La longevidad del dictador que había deshecho los partidos de derechas de la Segunda República hizo que virara a posiciones más moderadas

En esencia, su apasionamiento se produjo durante la guerra, confiando en la misión "salvadora" de los generales sublevados y especialmente en Francisco Franco, que le deslumbró. Cuando el nuevo estado dejó patente que no habría una restauración del orden anterior, se amoldó como muchos monárquicos y católicos. Incluso justificó intelectualmente el giro radical de la historia de España.

El intelectual reaccionario

Pemán nunca fue una pieza política del engranaje del régimen, pero sí un exponente que bebía del conservadurismo de la España anterior a la Segunda República. Con el tiempo y también con la longevidad del dictador, que había secuestrado a toda la derecha existente antes del alzamiento, viró hacia posiciones más moderadas. Es notoria la divergencia de sus impresiones sobre Franco cuando publica en 1970, 'Mis almuerzos con gente importante' frente a 'Mis encuentros con Franco', seis años después, una vez muerto el dictador.

Genio y figura del sector más reaccionario y católico de la tradición española, supo evolucionar, adaptarse y triunfar como poeta y dramaturgo.
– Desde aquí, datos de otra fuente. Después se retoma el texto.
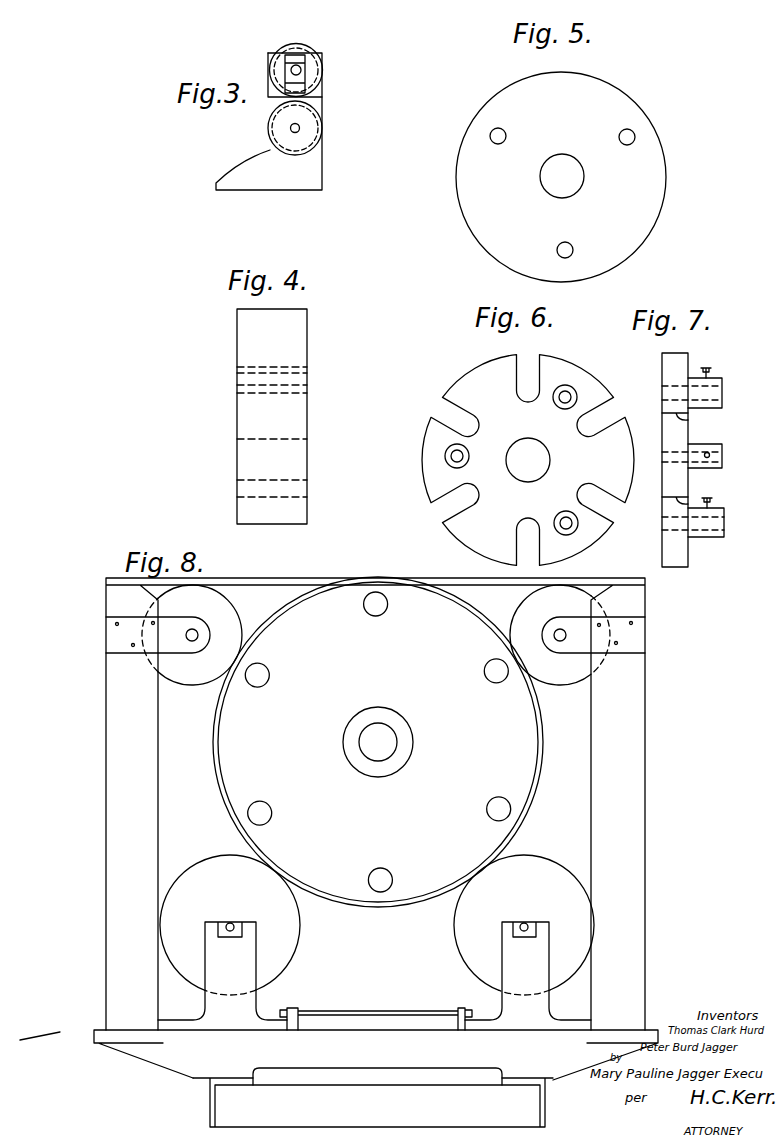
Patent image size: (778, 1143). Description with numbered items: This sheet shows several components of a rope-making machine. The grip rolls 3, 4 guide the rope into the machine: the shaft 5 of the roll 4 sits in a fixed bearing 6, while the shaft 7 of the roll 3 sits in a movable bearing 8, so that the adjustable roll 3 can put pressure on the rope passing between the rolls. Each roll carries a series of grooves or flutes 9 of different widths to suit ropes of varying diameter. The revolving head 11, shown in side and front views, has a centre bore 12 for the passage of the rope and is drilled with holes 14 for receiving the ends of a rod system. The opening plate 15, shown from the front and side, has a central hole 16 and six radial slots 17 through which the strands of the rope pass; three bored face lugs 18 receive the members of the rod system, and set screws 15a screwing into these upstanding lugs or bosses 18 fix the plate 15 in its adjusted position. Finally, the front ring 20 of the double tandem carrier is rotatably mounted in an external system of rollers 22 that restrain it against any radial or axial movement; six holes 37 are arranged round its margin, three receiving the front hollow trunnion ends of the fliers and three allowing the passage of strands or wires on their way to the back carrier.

In FIG. 3, the grip roll 3 is at (323, 73).
In FIG. 3, the grip roll 4 is at (321, 128).
In FIG. 3, the shaft 5 is at (290, 129).
In FIG. 3, the fixed bearing 6 is at (322, 157).
In FIG. 3, the shaft 7 is at (302, 68).
In FIG. 3, the movable bearing 8 is at (270, 62).
In FIG. 3, the grooves or flutes 9 is at (293, 46).
In FIG. 4, the revolving head 11 is at (307, 416).
In FIG. 5, the revolving head 11 is at (663, 181).
In FIG. 4, the centre bore 12 is at (252, 444).
In FIG. 5, the centre bore 12 is at (584, 176).
In FIG. 4, the holes 14 is at (307, 370).
In FIG. 5, the holes 14 is at (506, 135).
In FIG. 6, the opening plate 15 is at (627, 422).
In FIG. 7, the opening plate 15 is at (662, 379).
In FIG. 7, the set screws 15a is at (735, 501).
In FIG. 6, the central hole 16 is at (550, 460).
In FIG. 6, the radial slots 17 is at (514, 378).
In FIG. 7, the radial slots 17 is at (688, 420).
In FIG. 6, the bored face lugs 18 is at (469, 455).
In FIG. 7, the bored face lugs 18 is at (715, 378).
In FIG. 8, the front ring 20 is at (237, 768).
In FIG. 8, the rollers 22 is at (196, 679).
In FIG. 8, the holes 37 is at (318, 652).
Fue sin duda uno de los exponentes, un ideólogo circunstancial, de los valores básicos del nacionalcatolicismo que impuso Franco sobre la amalgama de falangistas, monárquicos, tradicionalistas y católicos, y a su vez supo distanciarse lo necesario en la Transición, amparado en sus avales monárquicos. No es por tanto excepcional que sus muchas capas hayan servido para burlar las disposiciones de la Ley de Memoria Histórica: tuvo un papel relevante y al mismo tiempo secundario y sus éxitos literarios no fueron obra del franquismo.